The proposed approach is structured as a pipeline of multiple sub-tasks, all of which will leverage modern Natural Language Processing techniques to infuse domain knowledge into the dataset creation process. Starting with a corpus of unstructured (text) documents, the goal is to create meaningful datasets with defined classes (features). To accomplish this, the steps are as follows:

  1. Keyword Extraction: using classes or tags defined by a domain expert, unsupervised techniques for the extraction of keywords will be utilized to support the domain expert in defining the class. Moreover, related words and phrases are suggested to refine further the scope of the class.
  2. Context Window Extraction: building around the keywords and keyphrases, windows encapsulating the context of these key units of information are extracted. Such windows should best embody the meaning of the selected keyword in context, so as to determine its function in text.
  3. Context Rule Creation: using the extracted context windows, the domain expert is put into action, where he or she will determine which of the windows best describe the meaning of the predefined classes. The set of these selected rules will form the basis for automated dataset creation.
  4. Extrapolation: for each class, the set of context rules are leveraged in conjunction with NLP techniques to "extrapolate" from the finite set of rules to a theoretically infinite number of unseen documents. With this step, the bridge between manually-defined rules and fully-unsupervised classification is crossed. 

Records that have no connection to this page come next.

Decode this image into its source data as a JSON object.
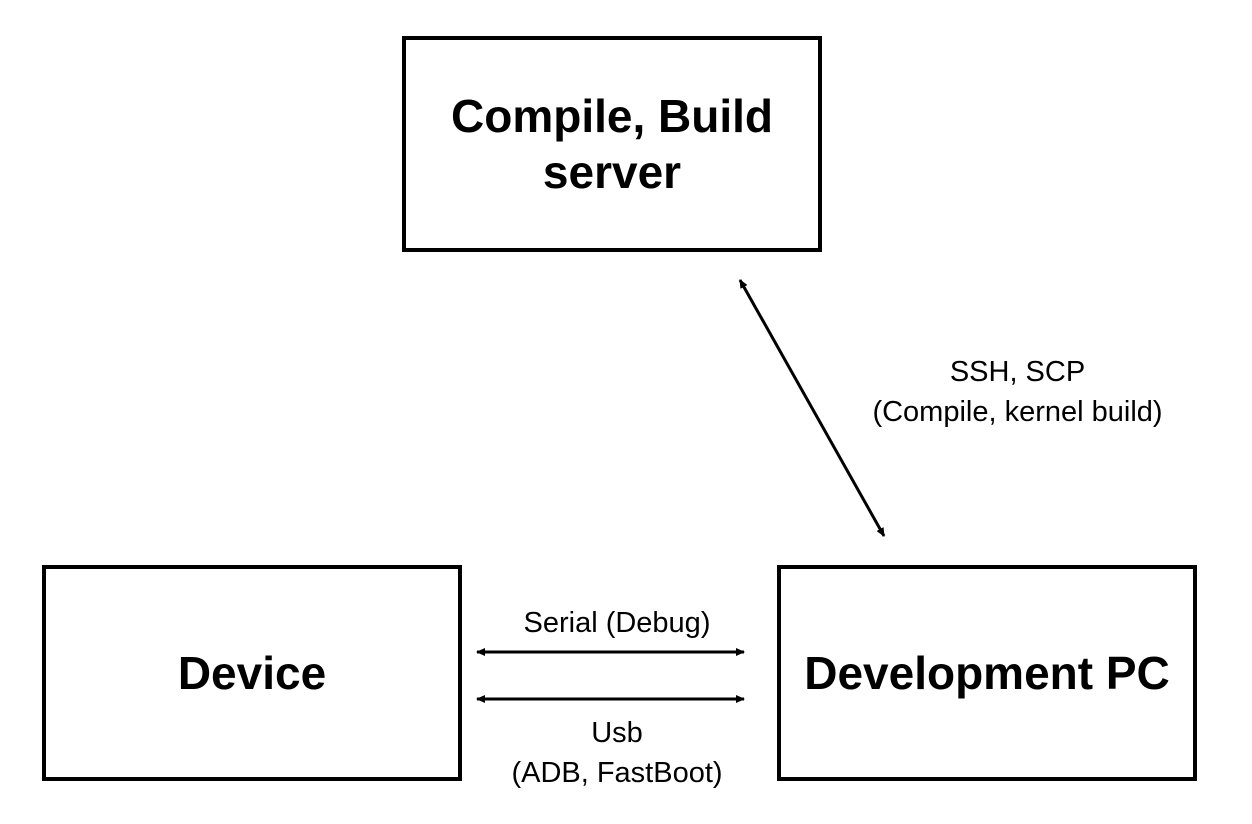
{
  "nodes": {
    "server": {
      "label": "Compile, Build\nserver"
    },
    "device": {
      "label": "Device"
    },
    "pc": {
      "label": "Development PC"
    }
  },
  "edges": {
    "ssh": {
      "label": "SSH, SCP\n(Compile, kernel build)"
    },
    "serial": {
      "label": "Serial (Debug)"
    },
    "usb": {
      "label": "Usb\n(ADB, FastBoot)"
    }
  },
  "colors": {
    "stroke": "#000000",
    "background": "#ffffff"
  }
}
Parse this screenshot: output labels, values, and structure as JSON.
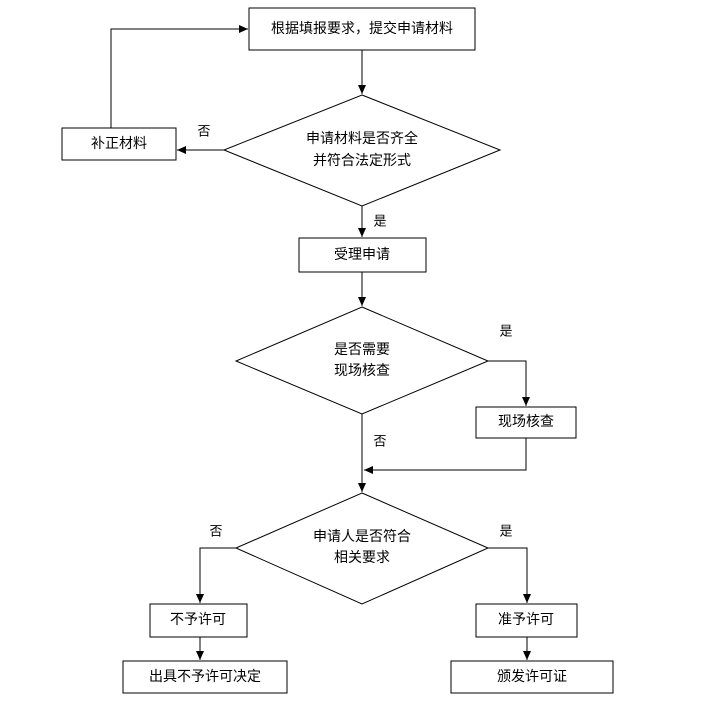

As illustrated above, the output of the prosed pipeline is a structured dataset mapping defined characteristics (classes) to individual documents.

The goal of this project is to build upon early research regarding the utilization of this new method for the creation of data with the assistance of a domain expert. The main contribution will be the stregthening of each part of the pipeline by implementing state-of-the-art techniques, as well as designing new improvements to these. In addition, the ultimate goal is to create an open-source, publicly usable website, where the fruits of the project can be explored and further utilized. 

To aid in the completion of the project, the following research questions have been defined:

In what way can current state-of-the-art Natural Language Processing techniques be augmented to incorporate specific domain knowledge, with the goal of transforming unstructured text to structured datasets?

  1. How can domain experts be supported in the definition of classes for characterizing large text corpora, particularly in the creation of keywords and keyphrases?
  2. Which NLP techniques are best suited for the extraction of coherent windows of context centered around predefined keywords?
  3. In which way can a set of context rules be most efficiently and accurately applied to large-scale text corpora?
  4. How can the accuracy and usability of the proposed pipeline be validated and evaluated?
  5. What is the best way to present the resulting research, such that users of varying backgrounds and expertise can utilize its capabilities?

This project is supported by the Bayerisches Staatsministerium für Wirtschaft, Landesentwicklung und Energie (StMWi), and is conducted in cooperation with Fusionbase GmbH (Munich, Germany).